Free premiums are usually small gifts or merchandise included in the product package or sent to consumers who mail in a request along with a proof of purchase. In/on-package free premiums include toys, balls, trading cards, or other items included in cereal packages, as well as samples of one product included with another. Surveys have shown that in/on-package premiums are consumers’ favorite type of promotion. Package-carried premiums have high impulse value and can provide an extra incentive to buy the product. However, several problems are associated with their use. First, there is the cost factor, which results from the premium itself as well as from extra packaging that may be needed.
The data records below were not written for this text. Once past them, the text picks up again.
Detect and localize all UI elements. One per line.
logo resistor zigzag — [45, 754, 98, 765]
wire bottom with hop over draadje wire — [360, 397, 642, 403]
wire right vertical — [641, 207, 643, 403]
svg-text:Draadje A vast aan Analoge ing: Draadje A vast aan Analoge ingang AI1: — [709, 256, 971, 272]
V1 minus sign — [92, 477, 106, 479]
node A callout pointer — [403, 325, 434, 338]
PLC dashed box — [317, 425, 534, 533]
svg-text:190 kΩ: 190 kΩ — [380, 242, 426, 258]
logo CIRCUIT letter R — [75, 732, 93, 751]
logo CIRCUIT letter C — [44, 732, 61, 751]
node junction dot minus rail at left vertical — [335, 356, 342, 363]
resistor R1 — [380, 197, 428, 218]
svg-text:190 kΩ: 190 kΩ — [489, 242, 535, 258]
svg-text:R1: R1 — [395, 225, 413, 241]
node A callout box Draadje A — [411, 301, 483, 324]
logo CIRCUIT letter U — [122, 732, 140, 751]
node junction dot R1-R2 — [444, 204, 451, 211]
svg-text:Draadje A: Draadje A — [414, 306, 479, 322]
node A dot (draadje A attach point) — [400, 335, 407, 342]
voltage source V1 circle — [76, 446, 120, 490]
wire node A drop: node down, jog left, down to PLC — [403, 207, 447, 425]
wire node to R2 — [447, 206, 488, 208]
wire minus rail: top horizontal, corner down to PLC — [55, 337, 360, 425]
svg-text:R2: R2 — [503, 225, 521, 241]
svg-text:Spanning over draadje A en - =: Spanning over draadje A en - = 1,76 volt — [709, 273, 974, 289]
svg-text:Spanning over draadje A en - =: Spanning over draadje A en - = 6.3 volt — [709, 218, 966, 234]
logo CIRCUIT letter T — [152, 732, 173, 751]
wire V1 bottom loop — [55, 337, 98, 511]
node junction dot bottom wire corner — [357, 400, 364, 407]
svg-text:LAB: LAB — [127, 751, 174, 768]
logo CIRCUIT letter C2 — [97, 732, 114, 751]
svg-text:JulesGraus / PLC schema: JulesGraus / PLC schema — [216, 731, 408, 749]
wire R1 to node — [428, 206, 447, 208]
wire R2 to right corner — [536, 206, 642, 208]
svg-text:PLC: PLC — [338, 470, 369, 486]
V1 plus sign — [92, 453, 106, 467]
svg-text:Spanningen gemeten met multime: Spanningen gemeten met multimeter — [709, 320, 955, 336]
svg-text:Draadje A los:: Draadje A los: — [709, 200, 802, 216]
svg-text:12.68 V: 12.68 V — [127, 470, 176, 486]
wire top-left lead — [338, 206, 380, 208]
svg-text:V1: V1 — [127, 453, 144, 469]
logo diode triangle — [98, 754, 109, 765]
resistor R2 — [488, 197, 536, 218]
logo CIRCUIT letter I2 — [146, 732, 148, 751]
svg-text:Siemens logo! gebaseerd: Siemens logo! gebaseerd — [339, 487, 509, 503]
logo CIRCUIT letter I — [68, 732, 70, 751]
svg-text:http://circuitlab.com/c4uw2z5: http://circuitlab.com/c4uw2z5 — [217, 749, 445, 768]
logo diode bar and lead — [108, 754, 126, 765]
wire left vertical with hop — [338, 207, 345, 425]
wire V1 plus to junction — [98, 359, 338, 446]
Finding desirable premiums at reasonable costs can be difficult, particularly for adult markets, and using a poor premium may do more harm than good. Another problem with these premiums is possible restrictions from regulatory agencies such as the Federal Trade Commission and the Food and Drug Administration or from industry codes regarding the type of premium used. The National Association of Broadcasters has strict guidelines regarding the advertising of premium offers to children. There is concern that premium offers will entice children to request a brand to get the promoted item and then never consume the product. The networks’ policy on children’s advertising is that a premium offer cannot exceed 15 seconds of a 30-second spot, and the emphasis must be on the product, not the premium. Since most free mail-in premium offers require the consumer to send in more than one proof of purchase, they encourage repeat purchase and reward brand loyalty. But a major drawback of mail-in premiums is that they do not offer immediate reinforcement or reward to the purchaser, so they may not provide enough incentive to purchase the brand. Few consumers take advantage of mail-in premium offers; the average redemption rate is only 2 to 4 percent.
Free premiums have become very popular in the restaurant industry, particularly among fast-food chains such as McDonald’s and Burger King, which use premium offers in their kids’ meals to attract children.38 McDonald’s has become the world’s largest toymaker on a unit basis, commissioning about 750 million toys per year for its Happy Meals (Exhibit 16-18). Many of the premium offers used by the fast-food giants have cross-promotional tie-ins with popular movies and can be very effective at generating incremental sales. McDonald’s gained a major competitive advantage in the movie tie-in premium wars in 1996 when it signed an agreement with Disney giving McDonald’s exclusive rights to promotional tie-ins with Disney movies for 10 years.